IBM will soon be offering NVIDIA’s latest P100 GPU on its Bluemix cloud platform. The new option is aimed at users running AI and other types of performance-demanding analytics workloads.

In the announcement, IBM declares it is “the first major global cloud provider to make the NVIDIA Tesla P100 GPU accelerator available on the cloud.” Tencent and Nimbix also offer the P100 in their respective clouds, but they don’t quite make the cut as “major global” providers. Amazon EC2 and Microsoft Azure are currently offering the older NVIDIA K80 GPUs in their respective clouds, as is Google, which just recently rolled out its GPU cloud service. No doubt, all of them will upgrade to the P100 devices at some point.

It looks like the IBM will be using the PCIe-based version of the P100, rather than the slightly more powerful NVLink-optimized version.
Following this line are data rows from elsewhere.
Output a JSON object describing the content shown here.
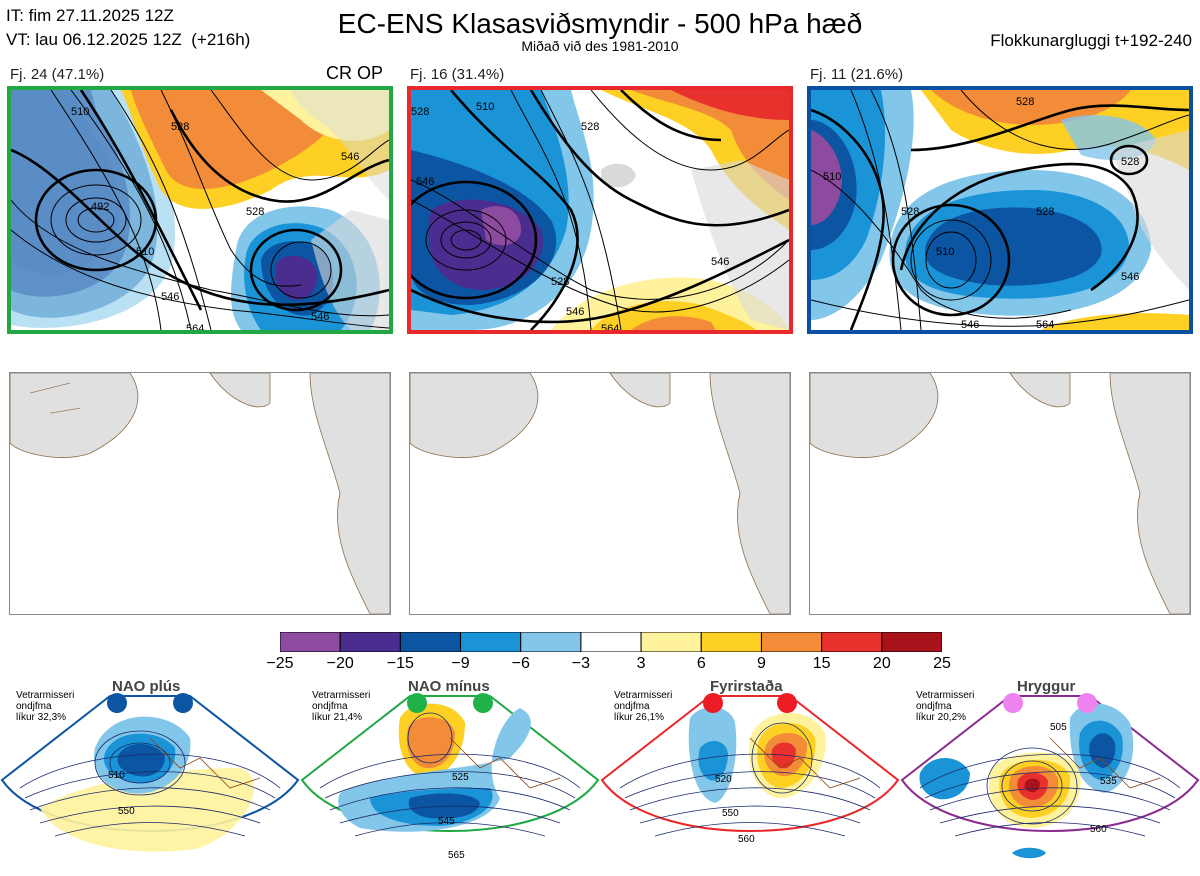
{
  "header": {
    "it_line": "IT: fim 27.11.2025 12Z",
    "vt_line": "VT: lau 06.12.2025 12Z  (+216h)",
    "title": "EC-ENS Klasasviðsmyndir - 500 hPa hæð",
    "subtitle": "Miðað við des 1981-2010",
    "window": "Flokkunargluggi t+192-240"
  },
  "clusters": [
    {
      "label": "Fj. 24 (47.1%)",
      "tag": "CR OP",
      "border_color": "#21a845",
      "contour_labels": [
        "510",
        "528",
        "546",
        "492",
        "528",
        "510",
        "546",
        "546",
        "564"
      ]
    },
    {
      "label": "Fj. 16 (31.4%)",
      "tag": "",
      "border_color": "#e8282b",
      "contour_labels": [
        "510",
        "528",
        "528",
        "546",
        "528",
        "546",
        "546",
        "564"
      ]
    },
    {
      "label": "Fj. 11 (21.6%)",
      "tag": "",
      "border_color": "#0b4fa0",
      "contour_labels": [
        "528",
        "528",
        "510",
        "528",
        "528",
        "510",
        "546",
        "546",
        "564"
      ]
    }
  ],
  "colorbar": {
    "ticks": [
      "−25",
      "−20",
      "−15",
      "−9",
      "−6",
      "−3",
      "3",
      "6",
      "9",
      "15",
      "20",
      "25"
    ],
    "colors": [
      "#8d4b9f",
      "#4a2d8f",
      "#0b55a3",
      "#1a94d7",
      "#82c6ea",
      "#ffffff",
      "#fff29c",
      "#fdd023",
      "#f28c38",
      "#e8312c",
      "#a8131b"
    ]
  },
  "regimes": [
    {
      "name": "NAO plús",
      "stats": "Vetrarmisseri\nondjfma\nlíkur 32,3%",
      "color": "#0b55a3",
      "dot_color": "#0b55a3",
      "labels": [
        "510",
        "550"
      ]
    },
    {
      "name": "NAO mínus",
      "stats": "Vetrarmisseri\nondjfma\nlíkur 21,4%",
      "color": "#21a845",
      "dot_color": "#21b14b",
      "labels": [
        "525",
        "545",
        "565"
      ]
    },
    {
      "name": "Fyrirstaða",
      "stats": "Vetrarmisseri\nondjfma\nlíkur 26,1%",
      "color": "#e8282b",
      "dot_color": "#ec1c24",
      "labels": [
        "520",
        "550",
        "560"
      ]
    },
    {
      "name": "Hryggur",
      "stats": "Vetrarmisseri\nondjfma\nlíkur 20,2%",
      "color": "#8b2b8f",
      "dot_color": "#ee82ee",
      "labels": [
        "505",
        "535",
        "560"
      ]
    }
  ]
}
Nevertheless, the PCIe P100 is a good deal more performant than the previous-generation K80. In double precision performance, the P100 can deliver 4.7 double teraflops versus 2.9 teraflops for the K80.  For AI workloads, which rely on lower precision math, the P100 also outruns the K80: 9.3 to 8.7 teraflops at single precision.  In addition, the P100 delivers 18.7 teraflops worth of half precision processing, a capability missing in previous GPUs.
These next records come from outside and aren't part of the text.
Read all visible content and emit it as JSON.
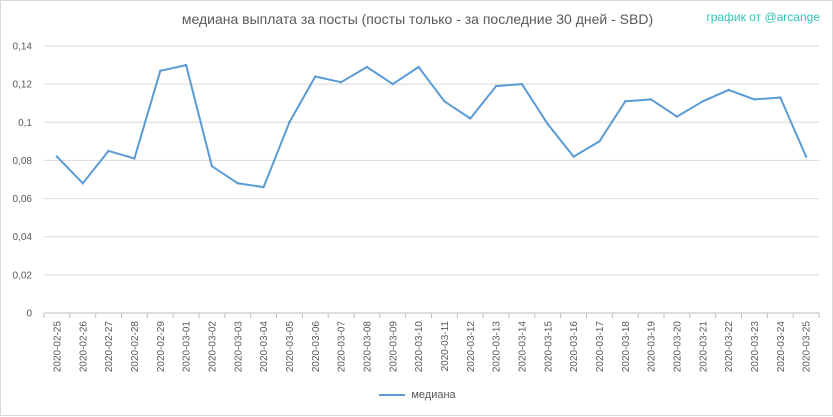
{
  "chart_data": {
    "type": "line",
    "title": "медиана выплата за посты  (посты только - за последние 30 дней - SBD)",
    "credit": "график от @arcange",
    "categories": [
      "2020-02-25",
      "2020-02-26",
      "2020-02-27",
      "2020-02-28",
      "2020-02-29",
      "2020-03-01",
      "2020-03-02",
      "2020-03-03",
      "2020-03-04",
      "2020-03-05",
      "2020-03-06",
      "2020-03-07",
      "2020-03-08",
      "2020-03-09",
      "2020-03-10",
      "2020-03-11",
      "2020-03-12",
      "2020-03-13",
      "2020-03-14",
      "2020-03-15",
      "2020-03-16",
      "2020-03-17",
      "2020-03-18",
      "2020-03-19",
      "2020-03-20",
      "2020-03-21",
      "2020-03-22",
      "2020-03-23",
      "2020-03-24",
      "2020-03-25"
    ],
    "series": [
      {
        "name": "медиана",
        "color": "#5b9bd5",
        "values": [
          0.082,
          0.068,
          0.085,
          0.081,
          0.127,
          0.13,
          0.077,
          0.068,
          0.066,
          0.1,
          0.124,
          0.121,
          0.129,
          0.12,
          0.129,
          0.111,
          0.102,
          0.119,
          0.12,
          0.099,
          0.082,
          0.09,
          0.111,
          0.112,
          0.103,
          0.111,
          0.117,
          0.112,
          0.113,
          0.082
        ]
      }
    ],
    "yticks": [
      "0",
      "0,02",
      "0,04",
      "0,06",
      "0,08",
      "0,1",
      "0,12",
      "0,14"
    ],
    "ylim": [
      0,
      0.14
    ],
    "grid": true,
    "legend_position": "bottom"
  }
}
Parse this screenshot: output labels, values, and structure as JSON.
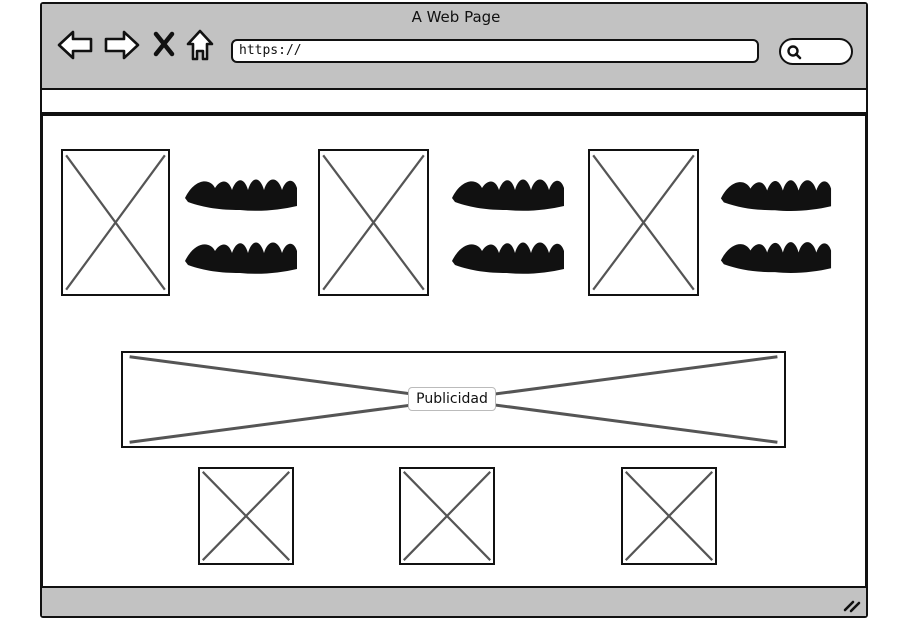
{
  "window": {
    "title": "A Web Page"
  },
  "toolbar": {
    "back_icon": "back-arrow-icon",
    "forward_icon": "forward-arrow-icon",
    "stop_icon": "close-icon",
    "home_icon": "home-icon",
    "url_value": "https://",
    "search_icon": "search-icon"
  },
  "content": {
    "product_row_count": 3,
    "ad": {
      "label": "Publicidad"
    },
    "bottom_thumbnails": 3
  },
  "colors": {
    "chrome": "#c2c2c2",
    "ink": "#111111",
    "placeholder_line": "#555555"
  }
}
Maybe even more important than the additional flops, the new GPU is also equipped with second-generation High Bandwidth Memory (HBM2), which provides much high bandwidth than conventional GDDR5 memory – in the case of the P100, up to 732 GB/second. For memory-bound workloads, this represents a significant advantage, especially where the application’s data can fit into the 16GB footprint of the HBM2 module.
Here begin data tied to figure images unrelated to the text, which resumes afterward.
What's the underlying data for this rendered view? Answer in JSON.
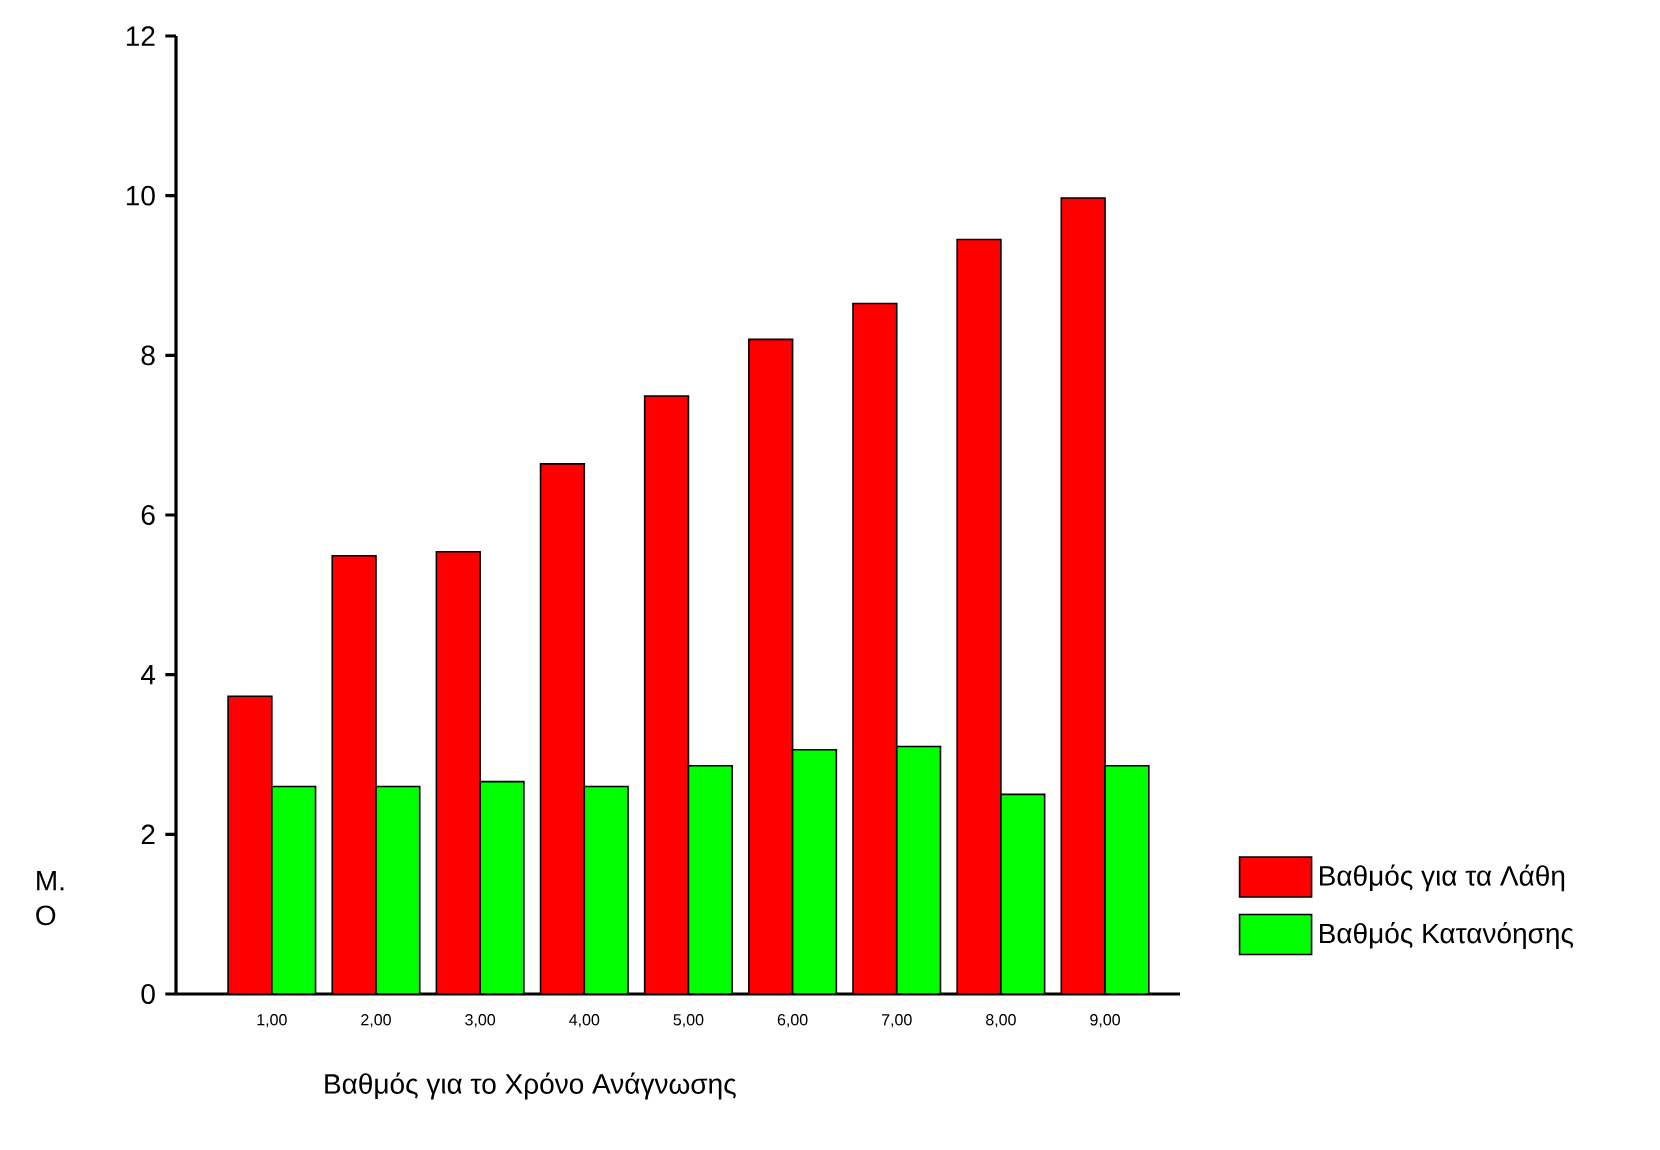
{
  "chart_data": {
    "type": "bar",
    "xlabel": "Βαθμός για το Χρόνο Ανάγνωσης",
    "ylabel": "Μ. Ο",
    "categories": [
      "1,00",
      "2,00",
      "3,00",
      "4,00",
      "5,00",
      "6,00",
      "7,00",
      "8,00",
      "9,00"
    ],
    "series": [
      {
        "name": "Βαθμός για τα Λάθη",
        "color": "#ff0000",
        "values": [
          3.73,
          5.49,
          5.54,
          6.64,
          7.49,
          8.2,
          8.65,
          9.45,
          9.97
        ]
      },
      {
        "name": "Βαθμός Κατανόησης",
        "color": "#00ff00",
        "values": [
          2.6,
          2.6,
          2.66,
          2.6,
          2.86,
          3.06,
          3.1,
          2.5,
          2.86
        ]
      }
    ],
    "ylim": [
      0,
      12
    ],
    "yticks": [
      0,
      2,
      4,
      6,
      8,
      10,
      12
    ],
    "grid": false,
    "legend": "right"
  }
}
Although this is a cloud offering, the Bluemix bare metal set-up is not a virtualized platform, so there’s no performance lost through any hypervisor layer. According to IBM, you can specify configurations with up to two P100 devices per server. All are equipped with two Intel Xeon processors, which act as the hosts for the GPUs.

Pricing has not been established, although the current K80-accelerate bare metal servers start at $5.30 per hour or $1,359 per month, so one would expect the P100 servers to cost at least as much. For the time being, IBM will continue to offer the K80, K2 and M60 GPUs, in its cloud options. The P100 GPUs will be available on Bluemix servers later this month.